HCE - Hospital Central do Exército (RJ) — Prova 2015
A neuropatia periférica é um dos efeitos colaterais mais comuns do uso de Isoniazida (INZ). A medida profilática mais adequada para evitar este efeito colateral é a administração de:
Isoniazida → neuropatia periférica; profilaxia com Piridoxina (vitamina B6).
A Isoniazida, um fármaco antituberculose, pode induzir neuropatia periférica por interferir no metabolismo da piridoxina (vitamina B6). A suplementação de piridoxina é a medida profilática padrão para prevenir este efeito adverso, especialmente em grupos de risco.
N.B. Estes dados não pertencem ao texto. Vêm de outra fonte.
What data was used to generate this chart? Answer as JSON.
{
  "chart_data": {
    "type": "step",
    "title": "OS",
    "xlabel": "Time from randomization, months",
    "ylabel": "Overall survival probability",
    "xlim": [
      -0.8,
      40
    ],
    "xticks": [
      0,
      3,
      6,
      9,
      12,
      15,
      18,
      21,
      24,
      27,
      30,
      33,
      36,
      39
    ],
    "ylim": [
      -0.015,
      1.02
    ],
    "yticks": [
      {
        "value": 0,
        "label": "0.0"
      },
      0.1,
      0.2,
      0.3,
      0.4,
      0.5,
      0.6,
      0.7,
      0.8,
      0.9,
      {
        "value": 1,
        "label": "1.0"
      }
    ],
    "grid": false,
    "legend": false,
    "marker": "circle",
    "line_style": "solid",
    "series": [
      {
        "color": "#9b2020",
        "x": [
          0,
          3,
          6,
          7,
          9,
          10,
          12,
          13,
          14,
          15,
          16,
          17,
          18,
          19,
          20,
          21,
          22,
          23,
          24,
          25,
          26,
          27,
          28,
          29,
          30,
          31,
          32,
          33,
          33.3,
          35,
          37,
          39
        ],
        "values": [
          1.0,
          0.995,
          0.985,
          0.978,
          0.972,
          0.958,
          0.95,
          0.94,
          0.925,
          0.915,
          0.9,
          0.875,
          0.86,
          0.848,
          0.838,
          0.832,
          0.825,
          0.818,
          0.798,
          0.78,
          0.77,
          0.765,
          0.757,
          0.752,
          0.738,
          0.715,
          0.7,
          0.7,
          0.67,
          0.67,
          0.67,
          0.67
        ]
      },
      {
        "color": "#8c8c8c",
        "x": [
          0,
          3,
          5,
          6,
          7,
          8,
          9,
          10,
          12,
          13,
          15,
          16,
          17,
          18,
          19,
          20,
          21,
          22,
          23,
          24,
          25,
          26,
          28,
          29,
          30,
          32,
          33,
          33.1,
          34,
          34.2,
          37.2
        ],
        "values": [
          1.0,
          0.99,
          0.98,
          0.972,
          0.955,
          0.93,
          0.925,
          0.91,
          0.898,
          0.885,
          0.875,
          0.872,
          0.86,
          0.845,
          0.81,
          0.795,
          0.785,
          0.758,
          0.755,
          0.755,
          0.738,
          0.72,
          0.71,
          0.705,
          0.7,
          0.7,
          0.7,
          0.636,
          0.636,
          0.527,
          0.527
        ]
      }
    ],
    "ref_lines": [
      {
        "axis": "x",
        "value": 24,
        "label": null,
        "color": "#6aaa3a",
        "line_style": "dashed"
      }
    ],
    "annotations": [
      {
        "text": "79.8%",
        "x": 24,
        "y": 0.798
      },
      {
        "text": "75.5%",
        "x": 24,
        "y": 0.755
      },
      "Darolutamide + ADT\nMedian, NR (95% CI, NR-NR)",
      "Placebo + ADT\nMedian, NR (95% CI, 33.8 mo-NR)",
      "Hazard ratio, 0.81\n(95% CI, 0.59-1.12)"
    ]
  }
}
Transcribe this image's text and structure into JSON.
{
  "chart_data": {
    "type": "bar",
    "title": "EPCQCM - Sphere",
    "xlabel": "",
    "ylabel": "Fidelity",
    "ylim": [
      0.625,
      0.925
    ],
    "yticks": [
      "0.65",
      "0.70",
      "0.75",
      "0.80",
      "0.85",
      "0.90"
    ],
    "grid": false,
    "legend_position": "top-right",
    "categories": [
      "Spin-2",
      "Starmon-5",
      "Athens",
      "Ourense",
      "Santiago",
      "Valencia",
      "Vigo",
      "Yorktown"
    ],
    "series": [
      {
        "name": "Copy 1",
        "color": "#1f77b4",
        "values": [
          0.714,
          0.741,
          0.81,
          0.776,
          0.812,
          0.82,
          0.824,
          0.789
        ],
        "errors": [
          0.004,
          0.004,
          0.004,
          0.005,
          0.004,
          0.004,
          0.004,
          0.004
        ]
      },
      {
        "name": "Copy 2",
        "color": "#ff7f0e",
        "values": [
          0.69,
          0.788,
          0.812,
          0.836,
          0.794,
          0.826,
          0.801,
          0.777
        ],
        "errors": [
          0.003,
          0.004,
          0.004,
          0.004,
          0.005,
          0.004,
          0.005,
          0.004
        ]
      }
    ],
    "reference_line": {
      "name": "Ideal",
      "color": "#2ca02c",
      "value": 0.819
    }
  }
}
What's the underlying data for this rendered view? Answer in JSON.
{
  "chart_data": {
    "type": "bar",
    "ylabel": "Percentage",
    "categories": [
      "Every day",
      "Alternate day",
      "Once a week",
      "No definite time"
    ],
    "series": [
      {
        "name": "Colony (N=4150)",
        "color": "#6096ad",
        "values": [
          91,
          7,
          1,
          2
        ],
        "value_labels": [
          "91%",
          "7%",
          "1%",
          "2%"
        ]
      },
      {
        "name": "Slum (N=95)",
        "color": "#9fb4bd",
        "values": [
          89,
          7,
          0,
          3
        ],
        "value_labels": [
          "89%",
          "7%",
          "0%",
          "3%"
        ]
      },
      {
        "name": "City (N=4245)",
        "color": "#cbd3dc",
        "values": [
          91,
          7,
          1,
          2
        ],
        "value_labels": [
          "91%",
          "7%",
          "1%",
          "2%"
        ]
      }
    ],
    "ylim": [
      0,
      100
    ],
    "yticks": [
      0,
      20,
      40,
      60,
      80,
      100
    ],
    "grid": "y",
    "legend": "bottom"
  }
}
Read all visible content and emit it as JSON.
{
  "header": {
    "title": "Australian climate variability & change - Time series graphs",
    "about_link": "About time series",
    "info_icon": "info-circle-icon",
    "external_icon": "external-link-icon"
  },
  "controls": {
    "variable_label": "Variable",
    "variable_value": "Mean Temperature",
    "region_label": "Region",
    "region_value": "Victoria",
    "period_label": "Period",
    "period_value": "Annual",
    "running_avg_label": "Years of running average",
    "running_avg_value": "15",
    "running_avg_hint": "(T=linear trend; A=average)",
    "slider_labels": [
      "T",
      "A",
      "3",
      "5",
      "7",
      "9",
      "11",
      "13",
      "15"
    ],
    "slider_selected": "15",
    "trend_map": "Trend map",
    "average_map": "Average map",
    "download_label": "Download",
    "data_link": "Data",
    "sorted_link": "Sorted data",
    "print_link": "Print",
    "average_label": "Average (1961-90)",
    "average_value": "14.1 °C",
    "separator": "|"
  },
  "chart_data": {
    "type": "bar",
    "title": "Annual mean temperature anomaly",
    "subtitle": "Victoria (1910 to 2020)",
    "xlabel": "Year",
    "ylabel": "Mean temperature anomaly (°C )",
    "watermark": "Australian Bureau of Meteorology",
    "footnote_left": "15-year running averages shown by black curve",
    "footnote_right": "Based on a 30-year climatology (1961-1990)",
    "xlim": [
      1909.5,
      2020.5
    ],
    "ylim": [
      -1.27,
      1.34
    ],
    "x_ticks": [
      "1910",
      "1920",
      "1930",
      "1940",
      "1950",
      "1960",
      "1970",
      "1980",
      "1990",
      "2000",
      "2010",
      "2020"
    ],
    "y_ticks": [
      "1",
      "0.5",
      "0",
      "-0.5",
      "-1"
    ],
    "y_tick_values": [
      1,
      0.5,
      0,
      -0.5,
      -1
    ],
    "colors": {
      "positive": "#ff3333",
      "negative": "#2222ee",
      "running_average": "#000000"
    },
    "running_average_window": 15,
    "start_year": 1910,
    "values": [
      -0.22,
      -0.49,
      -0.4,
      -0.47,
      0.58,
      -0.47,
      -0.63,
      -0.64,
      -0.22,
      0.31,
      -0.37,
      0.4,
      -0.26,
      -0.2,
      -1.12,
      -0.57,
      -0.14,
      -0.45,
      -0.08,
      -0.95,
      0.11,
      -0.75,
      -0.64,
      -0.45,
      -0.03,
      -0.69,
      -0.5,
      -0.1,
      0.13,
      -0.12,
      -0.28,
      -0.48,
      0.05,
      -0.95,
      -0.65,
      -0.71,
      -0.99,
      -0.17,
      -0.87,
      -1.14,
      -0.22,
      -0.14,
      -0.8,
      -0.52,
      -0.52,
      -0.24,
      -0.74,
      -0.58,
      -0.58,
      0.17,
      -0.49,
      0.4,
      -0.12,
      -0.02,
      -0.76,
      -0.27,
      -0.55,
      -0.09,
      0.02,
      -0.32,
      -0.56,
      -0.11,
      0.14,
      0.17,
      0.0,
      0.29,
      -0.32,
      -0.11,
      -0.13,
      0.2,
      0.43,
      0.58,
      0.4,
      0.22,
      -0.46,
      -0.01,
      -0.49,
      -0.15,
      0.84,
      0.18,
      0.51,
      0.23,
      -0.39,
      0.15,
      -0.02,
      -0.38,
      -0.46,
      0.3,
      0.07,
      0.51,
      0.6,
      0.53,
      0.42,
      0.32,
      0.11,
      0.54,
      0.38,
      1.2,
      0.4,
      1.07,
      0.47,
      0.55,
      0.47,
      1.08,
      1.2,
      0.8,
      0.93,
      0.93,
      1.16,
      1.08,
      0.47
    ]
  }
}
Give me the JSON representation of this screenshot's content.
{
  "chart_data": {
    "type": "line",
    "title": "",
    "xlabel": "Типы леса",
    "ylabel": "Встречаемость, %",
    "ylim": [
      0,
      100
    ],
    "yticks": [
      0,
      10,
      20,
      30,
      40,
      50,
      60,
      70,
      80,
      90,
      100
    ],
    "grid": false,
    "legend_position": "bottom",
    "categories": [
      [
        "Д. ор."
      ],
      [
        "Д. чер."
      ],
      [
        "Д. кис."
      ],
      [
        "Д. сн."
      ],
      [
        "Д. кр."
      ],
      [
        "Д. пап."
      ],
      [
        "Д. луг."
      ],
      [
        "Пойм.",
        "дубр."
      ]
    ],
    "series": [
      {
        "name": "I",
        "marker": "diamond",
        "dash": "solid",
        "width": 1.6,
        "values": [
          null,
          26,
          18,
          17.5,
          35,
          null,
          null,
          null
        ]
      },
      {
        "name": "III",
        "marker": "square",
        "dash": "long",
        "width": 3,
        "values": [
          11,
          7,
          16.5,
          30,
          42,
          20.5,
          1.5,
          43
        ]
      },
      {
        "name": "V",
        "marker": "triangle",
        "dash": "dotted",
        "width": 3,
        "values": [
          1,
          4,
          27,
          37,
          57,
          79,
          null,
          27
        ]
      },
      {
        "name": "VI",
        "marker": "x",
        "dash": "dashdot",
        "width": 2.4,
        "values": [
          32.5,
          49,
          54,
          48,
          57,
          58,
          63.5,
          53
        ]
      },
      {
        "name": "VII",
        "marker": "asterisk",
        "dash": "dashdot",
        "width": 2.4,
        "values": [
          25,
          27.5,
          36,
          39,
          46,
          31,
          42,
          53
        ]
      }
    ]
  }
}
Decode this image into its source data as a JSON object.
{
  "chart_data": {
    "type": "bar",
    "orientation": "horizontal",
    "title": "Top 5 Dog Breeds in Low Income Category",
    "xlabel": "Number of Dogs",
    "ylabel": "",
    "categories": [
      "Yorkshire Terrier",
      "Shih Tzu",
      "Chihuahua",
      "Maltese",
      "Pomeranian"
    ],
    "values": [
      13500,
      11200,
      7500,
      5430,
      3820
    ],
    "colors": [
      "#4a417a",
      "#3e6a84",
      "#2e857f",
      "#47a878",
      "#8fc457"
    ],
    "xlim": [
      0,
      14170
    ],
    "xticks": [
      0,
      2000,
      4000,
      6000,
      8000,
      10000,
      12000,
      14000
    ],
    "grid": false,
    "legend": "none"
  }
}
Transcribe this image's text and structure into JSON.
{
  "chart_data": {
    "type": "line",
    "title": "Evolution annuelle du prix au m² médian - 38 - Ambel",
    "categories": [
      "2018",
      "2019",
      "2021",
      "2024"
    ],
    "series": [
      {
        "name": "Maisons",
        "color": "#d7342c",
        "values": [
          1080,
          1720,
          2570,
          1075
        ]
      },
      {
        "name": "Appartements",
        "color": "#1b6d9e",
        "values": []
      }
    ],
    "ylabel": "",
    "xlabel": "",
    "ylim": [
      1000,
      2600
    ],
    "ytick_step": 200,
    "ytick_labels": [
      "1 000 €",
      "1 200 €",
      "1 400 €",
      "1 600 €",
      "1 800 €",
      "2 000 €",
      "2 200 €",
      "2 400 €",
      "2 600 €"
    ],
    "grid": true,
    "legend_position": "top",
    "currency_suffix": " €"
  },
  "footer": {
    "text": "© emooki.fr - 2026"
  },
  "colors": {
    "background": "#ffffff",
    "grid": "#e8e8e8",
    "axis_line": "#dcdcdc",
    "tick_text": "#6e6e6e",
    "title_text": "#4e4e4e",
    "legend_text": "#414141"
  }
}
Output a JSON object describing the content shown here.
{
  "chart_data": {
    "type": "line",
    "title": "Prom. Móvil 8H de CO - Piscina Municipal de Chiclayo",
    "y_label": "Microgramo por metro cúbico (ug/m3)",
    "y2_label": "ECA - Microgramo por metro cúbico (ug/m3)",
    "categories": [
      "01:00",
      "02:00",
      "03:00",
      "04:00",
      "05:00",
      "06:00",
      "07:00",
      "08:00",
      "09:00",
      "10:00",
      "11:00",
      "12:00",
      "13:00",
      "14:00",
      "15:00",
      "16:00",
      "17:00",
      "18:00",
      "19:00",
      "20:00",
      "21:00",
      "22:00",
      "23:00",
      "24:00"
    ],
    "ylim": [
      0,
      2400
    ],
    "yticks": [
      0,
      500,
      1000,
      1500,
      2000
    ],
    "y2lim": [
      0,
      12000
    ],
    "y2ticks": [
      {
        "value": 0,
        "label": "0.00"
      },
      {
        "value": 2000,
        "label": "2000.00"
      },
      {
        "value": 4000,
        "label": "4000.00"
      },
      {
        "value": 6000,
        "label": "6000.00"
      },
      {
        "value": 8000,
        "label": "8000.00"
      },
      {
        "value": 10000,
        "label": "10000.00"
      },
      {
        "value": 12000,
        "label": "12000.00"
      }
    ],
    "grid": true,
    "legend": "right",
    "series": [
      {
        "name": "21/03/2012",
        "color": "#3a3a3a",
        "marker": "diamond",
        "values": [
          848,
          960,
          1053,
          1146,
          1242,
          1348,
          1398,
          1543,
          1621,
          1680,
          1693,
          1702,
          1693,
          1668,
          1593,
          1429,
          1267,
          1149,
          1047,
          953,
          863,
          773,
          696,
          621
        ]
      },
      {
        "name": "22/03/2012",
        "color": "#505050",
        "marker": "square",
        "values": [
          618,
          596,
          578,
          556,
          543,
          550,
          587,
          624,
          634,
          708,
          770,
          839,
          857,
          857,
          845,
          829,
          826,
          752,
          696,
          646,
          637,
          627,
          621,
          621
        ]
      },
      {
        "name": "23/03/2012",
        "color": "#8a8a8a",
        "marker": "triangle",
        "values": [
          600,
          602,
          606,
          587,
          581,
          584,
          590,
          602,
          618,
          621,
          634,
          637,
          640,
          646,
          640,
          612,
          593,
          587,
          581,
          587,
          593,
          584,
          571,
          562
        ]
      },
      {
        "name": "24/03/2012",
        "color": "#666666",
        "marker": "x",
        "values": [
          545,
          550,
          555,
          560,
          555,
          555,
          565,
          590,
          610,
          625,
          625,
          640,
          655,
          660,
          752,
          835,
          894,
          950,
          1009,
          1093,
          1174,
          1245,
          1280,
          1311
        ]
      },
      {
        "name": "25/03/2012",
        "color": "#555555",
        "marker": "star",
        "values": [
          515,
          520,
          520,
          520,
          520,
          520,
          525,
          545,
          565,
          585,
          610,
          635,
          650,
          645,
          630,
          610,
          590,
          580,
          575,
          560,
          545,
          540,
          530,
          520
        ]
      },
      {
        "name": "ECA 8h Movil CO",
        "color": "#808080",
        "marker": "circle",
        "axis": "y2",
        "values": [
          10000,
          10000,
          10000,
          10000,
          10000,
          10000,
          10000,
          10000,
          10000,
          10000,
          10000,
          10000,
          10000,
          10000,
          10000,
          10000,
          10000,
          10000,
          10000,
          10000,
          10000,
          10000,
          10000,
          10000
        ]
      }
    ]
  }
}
A tuberculose continua sendo um desafio global de saúde pública, e a Isoniazida (INZ) é um dos fármacos de primeira linha mais eficazes no seu tratamento e profilaxia. No entanto, como muitos medicamentos, a INZ não está isenta de efeitos adversos, sendo a neuropatia periférica um dos mais comuns e clinicamente relevantes. Este efeito colateral é resultado da interferência da Isoniazida no metabolismo da piridoxina (vitamina B6), uma vitamina essencial para diversas funções metabólicas, incluindo a síntese de neurotransmissores e a manutenção da integridade dos nervos periféricos. A fisiopatologia envolve a formação de um complexo entre a Isoniazida e a piridoxina, o que aumenta a excreção urinária da vitamina e leva à sua deficiência. A deficiência de piridoxina resulta em disfunção neuronal, manifestando-se clinicamente como neuropatia periférica, que pode causar parestesias, dormência, fraqueza e dor nos membros. A prevenção é a chave para manejar este efeito adverso. A medida profilática mais adequada e amplamente recomendada é a administração concomitante de piridoxina. A suplementação de vitamina B6 é particularmente importante em pacientes com fatores de risco para neuropatia, como diabetes mellitus, alcoolismo, desnutrição, insuficiência renal, infecção por HIV e em gestantes. O conhecimento sobre a profilaxia da neuropatia induzida por Isoniazida é fundamental para todos os profissionais de saúde envolvidos no tratamento da tuberculose, garantindo a segurança e a adesão do paciente ao esquema terapêutico.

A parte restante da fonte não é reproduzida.